#  > Portal Under-Linux.Org >  > UnderLinux >  >  Qual sua Distribuição Linux Preferida?

## code

O Under-Linux quer saber: Qual a sua distribuição Linux preferida? Estamos muito interessados em conhecer mais nossa Comunidade, e gostaríamos de saber qual pingüim mais lhe agrada, seja no trabalho ou em casa. Também gostaríamos que você participasse nos comentários, explicando seus motivos, apontando as vantagens (e por que não, as descvantagens) de sua distribuição preferida. E se você utiliza Linux para várias áreas diferentes (escola, faculdade, pesquisa, cursos, empresa, etc) por favor, deixe especificado nos comentários.

Outro ponto importante é com relação a lista de distribuições da enquete. para fazer esta enquete, pegamos as primeiras nove ocorrências da lista de distribuições Linux mais utilizadas citadas no DistroWatch.org, e as populamos aqui em ordem alfabética (para mostrar que não estamos dando preferência para nenhuma delas). E se a sua distribuição Linux não estiver na lista, você poderá marcar a opção "Outra", e nos informar sobre a mesma aqui nos comentários.

----------


## MarcusMaciel

falto slackware na enquete entao eu votei em outra ....

----------


## code

Infelizmente! Também sou usuário Slackware e LFS (que não é uma distro, mas sim um modo de vida ;-), porém tive de respeitar a lista do DistroWatch, e apresentar em ordem alfabética as nove distros mais usadas de acordo com o próprio site deles...

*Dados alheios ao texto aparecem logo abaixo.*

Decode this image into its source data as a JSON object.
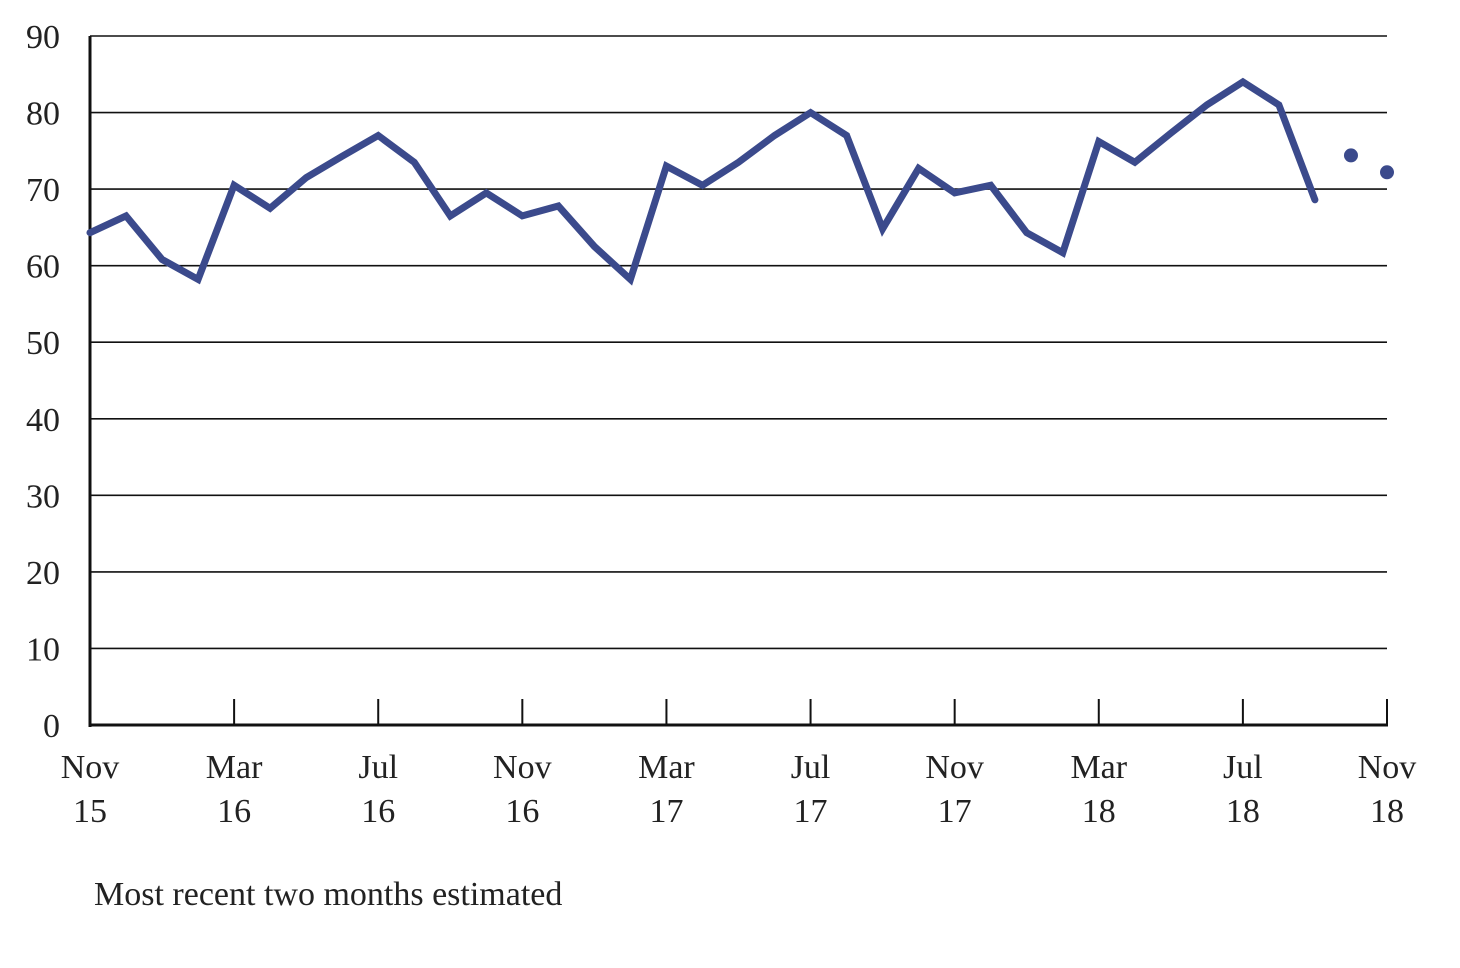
{
  "chart_data": {
    "type": "line",
    "title": "",
    "xlabel": "",
    "ylabel": "",
    "ylim": [
      0,
      90
    ],
    "yticks": [
      "0",
      "10",
      "20",
      "30",
      "40",
      "50",
      "60",
      "70",
      "80",
      "90"
    ],
    "xticks": [
      {
        "month": "Nov",
        "year": "15"
      },
      {
        "month": "Mar",
        "year": "16"
      },
      {
        "month": "Jul",
        "year": "16"
      },
      {
        "month": "Nov",
        "year": "16"
      },
      {
        "month": "Mar",
        "year": "17"
      },
      {
        "month": "Jul",
        "year": "17"
      },
      {
        "month": "Nov",
        "year": "17"
      },
      {
        "month": "Mar",
        "year": "18"
      },
      {
        "month": "Jul",
        "year": "18"
      },
      {
        "month": "Nov",
        "year": "18"
      }
    ],
    "grid": true,
    "series": [
      {
        "color": "#3b4a8c",
        "x": [
          "Nov 15",
          "Dec 15",
          "Jan 16",
          "Feb 16",
          "Mar 16",
          "Apr 16",
          "May 16",
          "Jun 16",
          "Jul 16",
          "Aug 16",
          "Sep 16",
          "Oct 16",
          "Nov 16",
          "Dec 16",
          "Jan 17",
          "Feb 17",
          "Mar 17",
          "Apr 17",
          "May 17",
          "Jun 17",
          "Jul 17",
          "Aug 17",
          "Sep 17",
          "Oct 17",
          "Nov 17",
          "Dec 17",
          "Jan 18",
          "Feb 18",
          "Mar 18",
          "Apr 18",
          "May 18",
          "Jun 18",
          "Jul 18",
          "Aug 18",
          "Sep 18"
        ],
        "values": [
          64.3,
          66.5,
          60.8,
          58.2,
          70.5,
          67.5,
          71.5,
          74.3,
          77.0,
          73.5,
          66.5,
          69.5,
          66.5,
          67.8,
          62.5,
          58.2,
          73.0,
          70.5,
          73.5,
          77.0,
          80.0,
          77.0,
          64.8,
          72.7,
          69.5,
          70.5,
          64.3,
          61.7,
          76.2,
          73.5,
          77.3,
          81.0,
          84.0,
          81.0,
          68.6
        ]
      },
      {
        "color": "#3b4a8c",
        "style": "points",
        "x": [
          "Oct 18",
          "Nov 18"
        ],
        "values": [
          74.4,
          72.2
        ]
      }
    ]
  },
  "footnote": "Most recent two months estimated"
}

Mas não se preocupe, pois além desta enquete permitir múltiplas escolhas, ainda tem os comentários para o pessoal se manifestar. Quem sabe não apresentamos um quadro totalmente diferente do DistroWatch aqui no Under-Linux? :-D

----------


## lucianogf

acho que deveria ter um critério para escolha, prefiro debian para usar em servidores mas kubuntu para desktop.

----------


## edmarmega

Uso servidores Debian Lenny, e roteadores Mikrotik ( que tambem é um linux otimizado), e infelismente ainda continuo, a Me...rd...aaa..aa do Rwindows da silva em desktop devido a alguns programas que utilizo e no linux nao roda, nem com wine, mas é isso ai, seja livre seja Linux, amo under-linux e vivaolinux, nao sei o que seria de mim sem vcs.

----------


## lucianogf

para informação, mikrotik não é distribuição linux, é um Router OS.

----------


## pedrovigia

Para mim é Debian mais foi linux para mim esta bom e Luciano segundo a wikipedia: *Uma Distribuição Linux (ou simplesmente distro) é composta do núcleo Linux e um conjunto variável de software* então o mikrotik é uma distro linux sim feita para uma função especifica que é roteamento de redes ...

----------


## juniorphy

Debian em Servidores - Ubuntu em Desktop"s !!!

----------


## Gbytes

Debian com certeza, simplesmente a melhor distro para servidores. E ubuntu para desktop.

----------


## alextaws

sinceramente, eu prefiro o slackware, apesar de não esta na enquete, mas depois vem ubuntu, em seguida o debian, as outras não tive oportunidade de testa-la.

----------


## Duca

Uso Gentoo (Amd64) tanto em casa como no trabalho. Por isso tive que votar em outra distribuição.
E no trabalho os servidores são Debian, SUSE e Fedora.
Adoro o Gentoo, o fato de ser um distro "voltada" para desempenho me agrada muito. Todo dia aprendo algo novo e complicado de fazer , hehe.

----------


## lucianogf

> Uso Gentoo... Todo dia aprendo algo novo e complicado de fazer , hehe.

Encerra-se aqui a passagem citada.